Saving Brinton

Saving Brinton
Directed by
  • Tommy Haines
  • Andrew Sherburne
Starring Michael Zahs
Music by Michael Kramer
Cinematography [John Richard]
Production
company
Barn Owl Pictures
Release date
  • June 17, 2017 (2017-06-17) (AFI Docs)
  • May 18, 2018 (2018-05-18) (United States)
Running time
87 minutes
Country United States
Language English

Saving Brinton is a 2017 American documentary film about the efforts of Iowa resident Mike Zahs to preserve a large quantity of reels of film from the late 19th and early 20th centuries that he found in the basement of a farm house.[1] It premiered at AFI Docs on June 17, 2017 and internationally at the International Film Festival Rotterdam. It has been hailed as “a cinephile’s delight” of The Hollywood Reporter[2]. It was directed by Tommy Haines and Andrew Sherburne.

Synopsis

In a farmhouse basement on the Iowa countryside, eccentric collector Mike Zahs makes a remarkable discovery: the showreels of the man who brought moving pictures to America’s Heartland. Among the treasures: rare footage of President Teddy Roosevelt, the first moving images from Burma, a lost relic from magical effects godfather Georges Méliés. These are the films that introduced movies to the world. And they didn’t end up in Iowa by accident. The old nitrate reels are just some of the artifacts that belonged to William Franklin Brinton. From thousands of trinkets, handwritten journals, receipts, posters and catalogs emerges the story of an inventive farmboy who became America’s greatest barnstorming movieman. As Mike uncovers this hidden legacy, he begins a journey to restore the Brinton name that takes us to The Library of Congress, Paris and back for a big screen extravaganza in the same small-town movie theater where Frank first turned on a projector over a century ago. By uniting community through a pride in their living history, Mike embodies a welcome antidote to the breakneck pace of our disposable society. "Saving Brinton" is a portrait of this unlikely Midwestern folk hero, at once a meditation on living simply and a celebration of dreaming big.

Reception

Wesley Morris, critic-at-large for The New York Times, calls the film "celebratory. poignant" and that "the average documentary would gawk.

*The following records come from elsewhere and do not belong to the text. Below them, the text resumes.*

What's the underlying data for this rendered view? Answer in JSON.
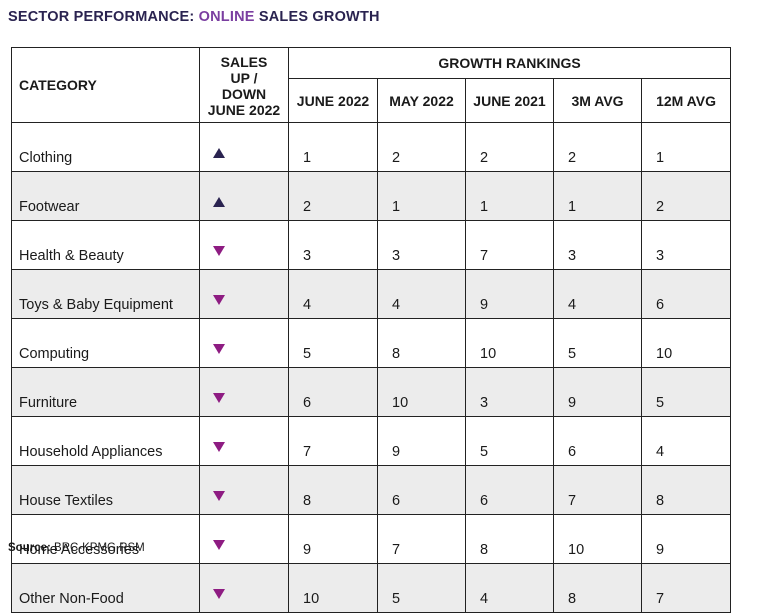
{
  "title": {
    "part1": "SECTOR PERFORMANCE: ",
    "part2": "ONLINE",
    "part3": " SALES GROWTH"
  },
  "headers": {
    "category": "CATEGORY",
    "sales_line1": "SALES",
    "sales_line2": "UP /",
    "sales_line3": "DOWN",
    "sales_line4": "JUNE 2022",
    "growth": "GROWTH RANKINGS",
    "columns": [
      "JUNE 2022",
      "MAY 2022",
      "JUNE 2021",
      "3M AVG",
      "12M AVG"
    ]
  },
  "rows": [
    {
      "category": "Clothing",
      "direction": "up",
      "ranks": [
        "1",
        "2",
        "2",
        "2",
        "1"
      ]
    },
    {
      "category": "Footwear",
      "direction": "up",
      "ranks": [
        "2",
        "1",
        "1",
        "1",
        "2"
      ]
    },
    {
      "category": "Health & Beauty",
      "direction": "down",
      "ranks": [
        "3",
        "3",
        "7",
        "3",
        "3"
      ]
    },
    {
      "category": "Toys & Baby Equipment",
      "direction": "down",
      "ranks": [
        "4",
        "4",
        "9",
        "4",
        "6"
      ]
    },
    {
      "category": "Computing",
      "direction": "down",
      "ranks": [
        "5",
        "8",
        "10",
        "5",
        "10"
      ]
    },
    {
      "category": "Furniture",
      "direction": "down",
      "ranks": [
        "6",
        "10",
        "3",
        "9",
        "5"
      ]
    },
    {
      "category": "Household Appliances",
      "direction": "down",
      "ranks": [
        "7",
        "9",
        "5",
        "6",
        "4"
      ]
    },
    {
      "category": "House Textiles",
      "direction": "down",
      "ranks": [
        "8",
        "6",
        "6",
        "7",
        "8"
      ]
    },
    {
      "category": "Home Accessories",
      "direction": "down",
      "ranks": [
        "9",
        "7",
        "8",
        "10",
        "9"
      ]
    },
    {
      "category": "Other Non-Food",
      "direction": "down",
      "ranks": [
        "10",
        "5",
        "4",
        "8",
        "7"
      ]
    }
  ],
  "colors": {
    "up_arrow": "#2a2350",
    "down_arrow": "#8e1c82"
  },
  "source": {
    "label": "Source:",
    "text": " BRC-KPMG RSM"
  }
}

This one reclassifies" [3]

Pamela Hutchinson of The Guardian depicts the film as an "absorbing, heartwarming tale" and that "there’s genuine warmth to the documentary."[4]

Kenneth Turan of the Los Angeles Times praises the film as "endearing, affectionate" and that "zealots are plentiful in the film history world, but ones as amiable as Zahs are as rare as the movies he doggedly preserved."[5]

The Washington Post's Ann Hornaday describes the film as "an audience favorite at AFI Docs" and as "a revelatory homage not just to film as a constantly evolving art form, but also as a fulcrum for community."[6]

References

  1. Nollen, Diana (September 10, 2017). "'Saving Brinton' documentary captures intersection of 2 men from separate centuries". The Cedar Rapids Gazette. Retrieved April 17, 2018.
  2. "'Saving Brinton': Film Review". The Hollywood Reporter. Retrieved 2018-04-18.
  3. "Review: In 'Saving Brinton,' an Inveterate Accumulator Finds Treasure". The New York Times. Retrieved 2018-05-17.
  4. "'How did some of cinema's greatest films end up in an Iowa shed?". The Guardian. Retrieved 2018-06-22.
  5. "Film exhibition advocates are the stars in affectionate documentary 'Saving Brinton'". The Los Angeles Times. Retrieved 2018-06-08.
  6. "Also Opening". The Washington Post. Retrieved 2018-05-25.